Media people

Nikki examines Bernie

You knew this was coming. The LA Weekly's Nikki Finke turns her Deadline Hollywood column this week to an examination of last Sunday's farewell piece by New York Times Hollywood correspondent Bernie Weinraub. En route, she explains that, unlike her friend, she doesn't envy the money of the film people that Hollywood journos write about.

Rarely has one article caused such a commotion on both coasts as journalist Bernie Weinraub’s goodbye to the Hollywood beat in The New York Times on Sunday. It was as if narrator Nick Carraway were given space in The Paper of Record to write honestly about the swell set, only this time he surprises us by revealing that he longed for the green light of status and money as much as Jay Gatsby did. Yet, as an ink-stained wretch and damned proud of it, I’ve got to say, Huh?

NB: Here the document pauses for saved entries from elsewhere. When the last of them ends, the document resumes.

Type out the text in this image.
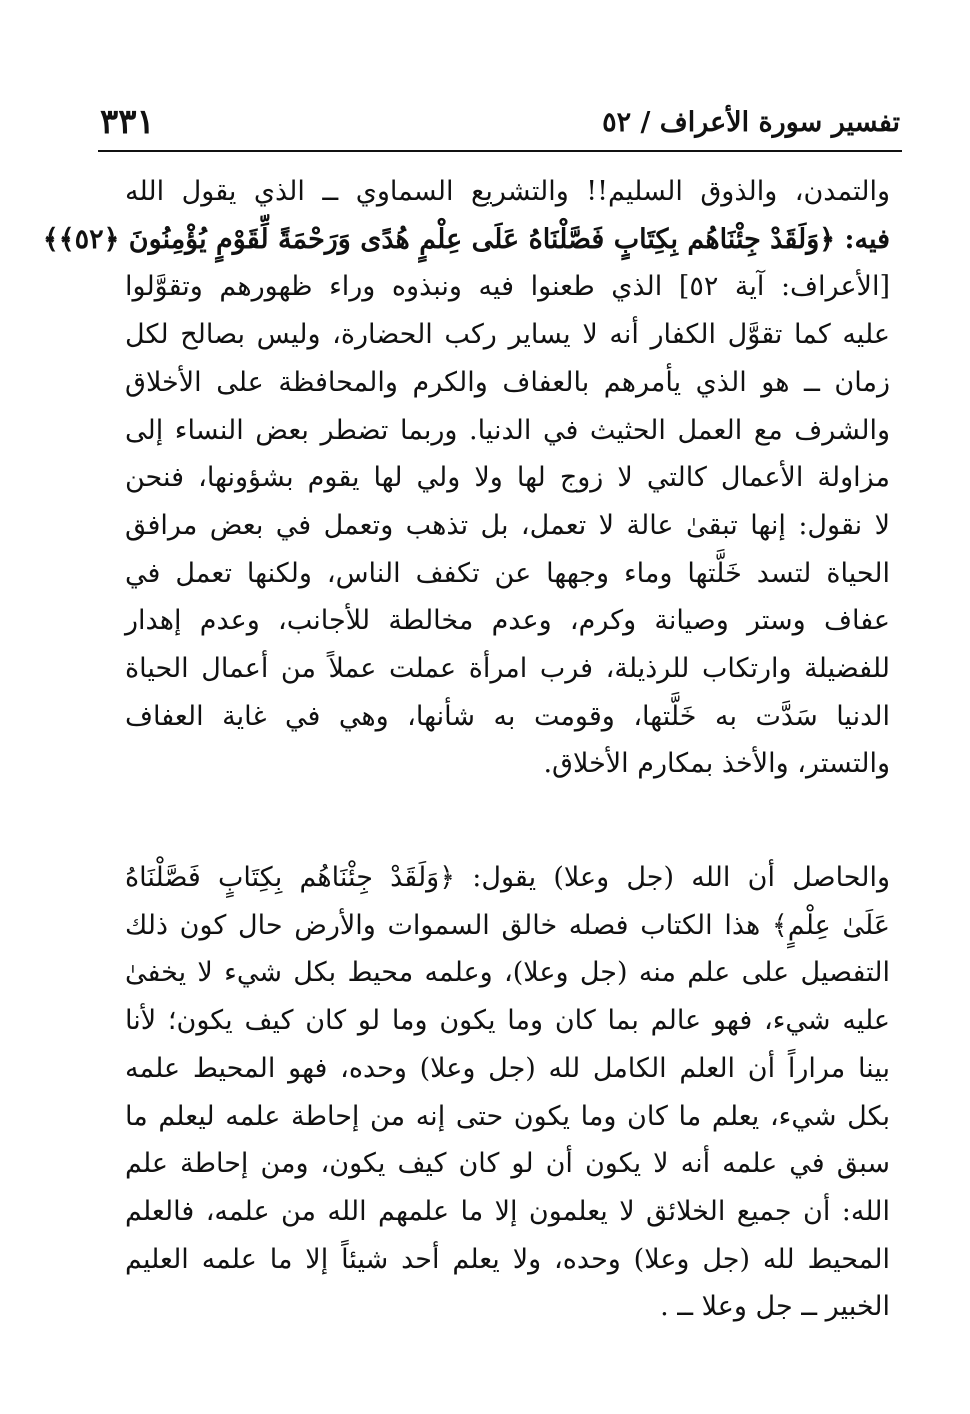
تفسير سورة الأعراف / ٥٢
٣٣١
والتمدن، والذوق السليم!! والتشريع السماوي ــ الذي يقول الله
فيه: ﴿وَلَقَدْ جِئْنَاهُم بِكِتَابٍ فَصَّلْنَاهُ عَلَى عِلْمٍ هُدًى وَرَحْمَةً لِّقَوْمٍ يُؤْمِنُونَ ﴿٥٢﴾﴾
[الأعراف: آية ٥٢] الذي طعنوا فيه ونبذوه وراء ظهورهم وتقوَّلوا
عليه كما تقوَّل الكفار أنه لا يساير ركب الحضارة، وليس بصالح لكل
زمان ــ هو الذي يأمرهم بالعفاف والكرم والمحافظة على الأخلاق
والشرف مع العمل الحثيث في الدنيا. وربما تضطر بعض النساء إلى
مزاولة الأعمال كالتي لا زوج لها ولا ولي لها يقوم بشؤونها، فنحن
لا نقول: إنها تبقىٰ عالة لا تعمل، بل تذهب وتعمل في بعض مرافق
الحياة لتسد خَلَّتها وماء وجهها عن تكفف الناس، ولكنها تعمل في
عفاف وستر وصيانة وكرم، وعدم مخالطة للأجانب، وعدم إهدار
للفضيلة وارتكاب للرذيلة، فرب امرأة عملت عملاً من أعمال الحياة
الدنيا سَدَّت به خَلَّتها، وقومت به شأنها، وهي في غاية العفاف
والتستر، والأخذ بمكارم الأخلاق.
والحاصل أن الله (جل وعلا) يقول: ﴿وَلَقَدْ جِئْنَاهُم بِكِتَابٍ فَصَّلْنَاهُ
عَلَىٰ عِلْمٍ﴾ هذا الكتاب فصله خالق السموات والأرض حال كون ذلك
التفصيل على علم منه (جل وعلا)، وعلمه محيط بكل شيء لا يخفىٰ
عليه شيء، فهو عالم بما كان وما يكون وما لو كان كيف يكون؛ لأنا
بينا مراراً أن العلم الكامل لله (جل وعلا) وحده، فهو المحيط علمه
بكل شيء، يعلم ما كان وما يكون حتى إنه من إحاطة علمه ليعلم ما
سبق في علمه أنه لا يكون أن لو كان كيف يكون، ومن إحاطة علم
الله: أن جميع الخلائق لا يعلمون إلا ما علمهم الله من علمه، فالعلم
المحيط لله (جل وعلا) وحده، ولا يعلم أحد شيئاً إلا ما علمه العليم
الخبير ــ جل وعلا ــ .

First, let me fully disclose that I won’t be attacking my pal Bernie personally over what is a beautifully written, though emotionally befuddled, look back at his 14 years inside and outside the entertainment business. (I’m especially sad that he revealed that incident in which he fell asleep during an interview with Jim Carrey, because I used it to blackmail him almost daily.) But for days now, my answering machine and e-mail have been filled with “What did you think of it?” messages, so I feel compelled to publicly examine Bernie’s 2,800-word tale of his Hollywood-style seduction.

And what oozes from it is the gunky notion that a journalist wanted to live like the people he covered here. And he isn’t alone. The studio and network parking lots are filled with the Porsches and BMWs of reporters and critics who jumped the fence (though, to Bernie’s credit, marrying a mogulette instead of writing your way into The Good Life remains a novel route, nonetheless). How abnormal I must be then. Because, clearly, I’m missing what appear to be the essential chromosomes composing the entertainment-biz reporters’ DNA: the Hollywood Envy gene.

[fast forward]

Bernie himself, and others, have suggested that the reason I don’t have the Hollywood Envy gene is because I grew up with money. It’s true that Hollywood homes can’t ever impress me, since I hung with a crowd of old money in grand houses where threadbare arms on the living-room sofa were considered a badge of honor among families having the good taste to redecorate only every other generation. It’s also a fact that my mother’s insufferable snobbery so infected me that I look down my nose at Hollywood people who make up in the pushiness department what they lack in pedigree.

Finke's bottom line is that journalists get to be the self-appointed arbiters of integrity, "so I’ve always considered us to be cuts well above anyone in Hollywood."